Fraser: Okay, now I’ve been promised some good news. Lay it on me.

Dr. Levan: What we’ve done is study a lot of these bursts, about 40 of them. Now these are gamma ray bursts that you can relax, they’re so far away that they’re actually difficult to see with even the biggest telescopes in the world. But what we can study from them is the type of galaxy in which they happen. And so the Milky Way, which is our galaxy, is called a grand design spiral. It’s a great big, very massive galaxy. Now when you look at the types of galaxies these tend to occur in, you find that they’re always in these small, messy, very irregular galaxies which have a very low mass, which are very unlike the Milky Way. And the reason for this is that the Milky Way has lots of what we call metals. Now when astronomers talk about metals, we don’t really mean things like aluminum or iron, or things like that. We really mean anything heavier than hydrogen or helium. And so in order to have life, you have to have carbon and oxygen and things like that which are very rare in the little galaxies that have gamma ray bursts going off. And so what you realize when you look at it is that little galaxies are vital to creating gamma ray bursts because what you need basically is very massive stars that form black holes, and it’s much easier to do that in these little galaxies that have very few metals. And what that essentially means is that although we’ve had that in the past, gamma ray bursts just don’t happen in galaxies like our own.

Fraser: I know that some recent research shows us some star forming regions in nearby satellite galaxies to the Milky Way that are building up stars that are 50-80 times the mass of the Sun, so are those good candidates or is there something about the heavier elements?

Dr. Levan: Yes, so there’s something very specific about the heavier elements. When you have heavier elements in a star, it actually effects the evolution of the star very fundamentally. And so what happens is that these heavy elements have what we call stellar winds; quite strong stellar winds. And what this means is that they push off all of the material that’s outside them. So although they start their lives as very massive stars, by the time they end their life, they’ve actually lost much of that mass that they’re no longer massive enough to form black holes. And so they actually form these neutron stars as normal supernovae. So there’s very little doubt that these massive stars that you see and the massive star forming regions that you see are going to form supernovae, because they’re much further away, they’re no threat to us. And because of their stellar winds, they will lose so much of their mass that they can’t make black holes and so they can’t make gamma ray bursts.

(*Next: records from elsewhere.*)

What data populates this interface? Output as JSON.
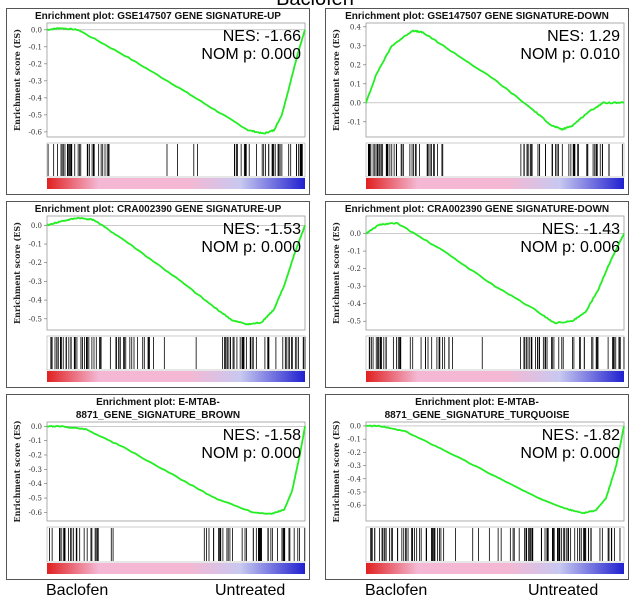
{
  "heading": "Baclofen",
  "bottom_labels": [
    "Baclofen",
    "Untreated",
    "Baclofen",
    "Untreated"
  ],
  "colors": {
    "curve": "#22ee22",
    "hits": "#000000",
    "bar_red": "#e02020",
    "bar_pink": "#f4b8d4",
    "bar_lavender": "#c8c8f0",
    "bar_blue": "#2020d0"
  },
  "ylabel": "Enrichment score (ES)",
  "chart_data": [
    {
      "type": "line",
      "title": [
        "Enrichment plot: GSE147507 GENE SIGNATURE-UP"
      ],
      "ylabel": "Enrichment score (ES)",
      "ticks": [
        "0.0",
        "-0.1",
        "-0.2",
        "-0.3",
        "-0.4",
        "-0.5",
        "-0.6"
      ],
      "ylim": [
        -0.63,
        0.04
      ],
      "x": [
        0,
        0.05,
        0.12,
        0.3,
        0.5,
        0.65,
        0.78,
        0.84,
        0.88,
        0.91,
        0.94,
        0.97,
        1.0
      ],
      "y": [
        0.0,
        0.01,
        0.0,
        -0.15,
        -0.33,
        -0.47,
        -0.59,
        -0.61,
        -0.59,
        -0.5,
        -0.33,
        -0.15,
        0.0
      ],
      "nes": "NES: -1.66",
      "pval": "NOM p: 0.000",
      "hits": [
        [
          0,
          0.25,
          0.5
        ],
        [
          0.39,
          0.42,
          0.04
        ],
        [
          0.42,
          0.5,
          0.05
        ],
        [
          0.5,
          0.72,
          0.05
        ],
        [
          0.72,
          1.0,
          0.55
        ]
      ]
    },
    {
      "type": "line",
      "title": [
        "Enrichment plot: GSE147507 GENE SIGNATURE-DOWN"
      ],
      "ylabel": "Enrichment score (ES)",
      "ticks": [
        "0.4",
        "0.3",
        "0.2",
        "0.1",
        "0.0",
        "-0.1"
      ],
      "ylim": [
        -0.18,
        0.42
      ],
      "x": [
        0,
        0.04,
        0.1,
        0.18,
        0.22,
        0.3,
        0.5,
        0.65,
        0.72,
        0.76,
        0.8,
        0.86,
        0.92,
        1.0
      ],
      "y": [
        0.0,
        0.15,
        0.3,
        0.38,
        0.37,
        0.3,
        0.12,
        -0.04,
        -0.12,
        -0.14,
        -0.12,
        -0.05,
        0.0,
        0.0
      ],
      "nes": "NES: 1.29",
      "pval": "NOM p: 0.010",
      "hits": [
        [
          0,
          0.3,
          0.6
        ],
        [
          0.3,
          0.6,
          0.0
        ],
        [
          0.6,
          0.95,
          0.5
        ],
        [
          0.95,
          1.0,
          0.05
        ]
      ]
    },
    {
      "type": "line",
      "title": [
        "Enrichment plot: CRA002390 GENE SIGNATURE-UP"
      ],
      "ylabel": "Enrichment score (ES)",
      "ticks": [
        "0.0",
        "-0.1",
        "-0.2",
        "-0.3",
        "-0.4",
        "-0.5"
      ],
      "ylim": [
        -0.56,
        0.05
      ],
      "x": [
        0,
        0.05,
        0.12,
        0.18,
        0.3,
        0.5,
        0.65,
        0.72,
        0.78,
        0.83,
        0.88,
        0.92,
        0.96,
        1.0
      ],
      "y": [
        0.0,
        0.02,
        0.04,
        0.03,
        -0.08,
        -0.28,
        -0.44,
        -0.51,
        -0.53,
        -0.52,
        -0.45,
        -0.32,
        -0.15,
        0.0
      ],
      "nes": "NES: -1.53",
      "pval": "NOM p: 0.000",
      "hits": [
        [
          0,
          0.42,
          0.5
        ],
        [
          0.42,
          0.55,
          0.04
        ],
        [
          0.55,
          0.68,
          0.02
        ],
        [
          0.68,
          1.0,
          0.5
        ]
      ]
    },
    {
      "type": "line",
      "title": [
        "Enrichment plot: CRA002390 GENE SIGNATURE-DOWN"
      ],
      "ylabel": "Enrichment score (ES)",
      "ticks": [
        "0.0",
        "-0.1",
        "-0.2",
        "-0.3",
        "-0.4",
        "-0.5"
      ],
      "ylim": [
        -0.55,
        0.1
      ],
      "x": [
        0,
        0.05,
        0.12,
        0.3,
        0.5,
        0.65,
        0.73,
        0.8,
        0.85,
        0.9,
        0.95,
        1.0
      ],
      "y": [
        0.0,
        0.05,
        0.06,
        -0.1,
        -0.3,
        -0.43,
        -0.51,
        -0.5,
        -0.45,
        -0.32,
        -0.15,
        0.0
      ],
      "nes": "NES: -1.43",
      "pval": "NOM p: 0.006",
      "hits": [
        [
          0,
          0.35,
          0.4
        ],
        [
          0.35,
          0.6,
          0.03
        ],
        [
          0.6,
          1.0,
          0.45
        ]
      ]
    },
    {
      "type": "line",
      "title": [
        "Enrichment plot: E-MTAB-",
        "8871_GENE_SIGNATURE_BROWN"
      ],
      "ylabel": "Enrichment score (ES)",
      "ticks": [
        "0.0",
        "-0.1",
        "-0.2",
        "-0.3",
        "-0.4",
        "-0.5",
        "-0.6"
      ],
      "ylim": [
        -0.66,
        0.03
      ],
      "x": [
        0,
        0.05,
        0.15,
        0.3,
        0.5,
        0.65,
        0.8,
        0.87,
        0.92,
        0.95,
        0.98,
        1.0
      ],
      "y": [
        0.0,
        0.0,
        -0.02,
        -0.15,
        -0.35,
        -0.5,
        -0.6,
        -0.61,
        -0.58,
        -0.45,
        -0.2,
        0.0
      ],
      "nes": "NES: -1.58",
      "pval": "NOM p: 0.000",
      "hits": [
        [
          0,
          0.2,
          0.5
        ],
        [
          0.2,
          0.6,
          0.02
        ],
        [
          0.6,
          1.0,
          0.45
        ]
      ]
    },
    {
      "type": "line",
      "title": [
        "Enrichment plot: E-MTAB-",
        "8871_GENE_SIGNATURE_TURQUOISE"
      ],
      "ylabel": "Enrichment score (ES)",
      "ticks": [
        "0.0",
        "-0.1",
        "-0.2",
        "-0.3",
        "-0.4",
        "-0.5",
        "-0.6"
      ],
      "ylim": [
        -0.72,
        0.03
      ],
      "x": [
        0,
        0.05,
        0.15,
        0.3,
        0.5,
        0.65,
        0.78,
        0.84,
        0.89,
        0.93,
        0.97,
        1.0
      ],
      "y": [
        0.0,
        0.0,
        -0.04,
        -0.18,
        -0.38,
        -0.53,
        -0.63,
        -0.66,
        -0.64,
        -0.55,
        -0.3,
        0.0
      ],
      "nes": "NES: -1.82",
      "pval": "NOM p: 0.000",
      "hits": [
        [
          0,
          0.3,
          0.5
        ],
        [
          0.3,
          0.55,
          0.1
        ],
        [
          0.55,
          1.0,
          0.55
        ]
      ]
    }
  ]
}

Fraser: Since all of the gamma ray bursts have been seen across the Universe, is it almost like a function of age – as you look further away, you’re looking back in time. We used to have gamma ray bursts, but they just don’t happen anymore.

Dr. Levan: Yes, very much so. Obviously, as stars evolve, you make your first generation of stars. All of the metals, all of the atoms that you see around you, in your body, in the building, and everything like that, are made from supernova explosions in the past. They enrich everything around them, and then there’s another generation of stars that are made from that, and so on. And so when you look back into the Universe, there were less of these metals around, and less of these heavy elements, and so the early Universe is a much more promising place to look for gamma ray bursts than the Universe as we see it now where only gamma ray bursts occur in little galaxies where there hasn’t been so much star formation for so long as there has been in the Milky Way.